Tad Friend's usage — "the problem's demographic valence" — apparently means, as Mark P inferred, something like "the degree to which the problem affects or concerns different demographic groups". This may represent semantically bleaching causation out of the notion of "combining power", leaving simply "pattern of association". (Though it's possible that Friend really did mean "the problem's demographic combining power" rather than "the problem's demographic pattern of association".)
As for the putative role of valence in home decor, Mark P has merged two historically separate words here. The conventional spelling for "a short drapery or wood or metal frame used as a decorative heading to conceal the top of curtains and fixtures" is valance. The etymology of this word is obscure, according to the OED, but may come from Old French avaler "to descend", which would make it a relative of avalanche; in any case, L. valentia is not in the picture. (Earlier particular interpretations of the same core concept are glossed by the OED as "A piece of drapery attached lengthways to a canopy, altar-cloth, or the like, so as to hang in a vertical position", and "A border of drapery hanging round the canopy of a bed; in later use, a short curtain around the frame of a bedstead, etc., serving to screen the space underneath".)
[Update -- a bit of search suggests that valence has come to be used in academic writings about literary topics to mean something like "association", "connection", or "interpretation", often with modifiers like religious, political or ideological. This is probably where Friend picked it up. Some recent examples from articles in the journal Studies in the Novel:
Arguably, he is simply attempting to illuminate an unacknowledged religious valence within certain widely accepted literary and critical gestures, but McClure's concept of the religious at times seems too broad, so as to relinquish all specific meaning.
Resistance is as far as she was able to go, and though we cannot make her do more, we have yet to register the political valence of her susurrous grotesque.
Further, we can-and I think should-read Member as a "lesbian coming of age" novel (Kenschaft 229; see also Lynch) while also reading it as queer-affirmative in its contemporary, "multipl[y] valence[d]" sense (Adams 554).
Thus, trauma is both an immediate experience, a wounding, and the belated effects of that wound. This double valence of the term "trauma" lends it the potential for an expansive temporal longevity.
A girl who can build a church is admirable, but she is not a pattern-card of "ladylike" behavior. The unstable ideological valence of the church-building project is symbolized through the associated trope of vision that runs throughout the novel.
I searched Studies in the Novel from 1973 forward, and the first of 27 instances of valence was in 1991, used in what might be the psychologists' sense:
Though the return to the Manse exiles the narrator from a carefree life united with nature, he argues for its necessity, that is, the necessity of a sense of self as a subject, bound to social institutions. After his return from nature he insists upon transforming the valences of the experience by making a case for a new socialized status. "How sweet was it," he declares, "to return within the system of human society, not as to a dungeon and a chain, but as to a stately edifice, whence we could go forth at will into statelier simplicity!"

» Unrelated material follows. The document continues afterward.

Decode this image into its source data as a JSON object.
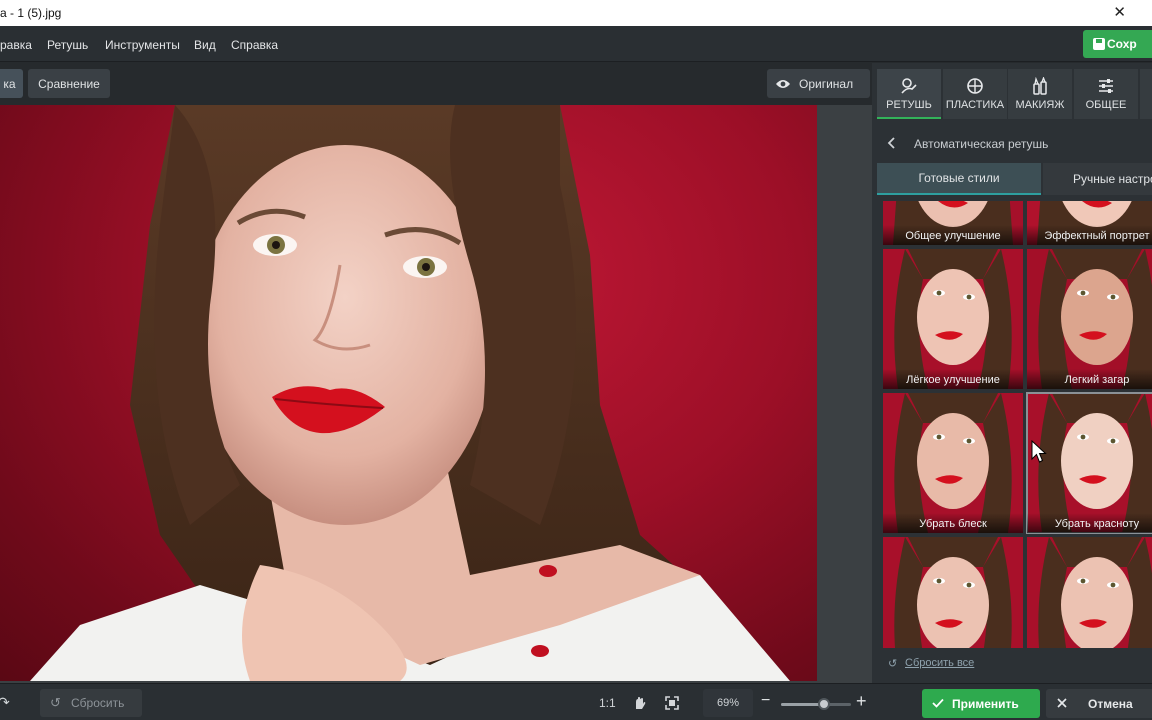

However, the chronologically second hit, in 1994, seems to be the new litcrit "association" or "interpretation" sense:
Godbole's unsolicited awareness of Mrs. Moore articulates a narrative method according to which an event transpires in a transcendentally significant way (a "telepathic appeal") and at the same time takes place for totally insignificant reasons (the result of "chance," a mere "trick of his memory"). [...] In every case, the narrative events which have this double valence of the supernatural and the aleatory are attached to Mrs. Moore.
And the next 24 are similar. Perhaps it's time for a "sense induction ceremony" at the OED.]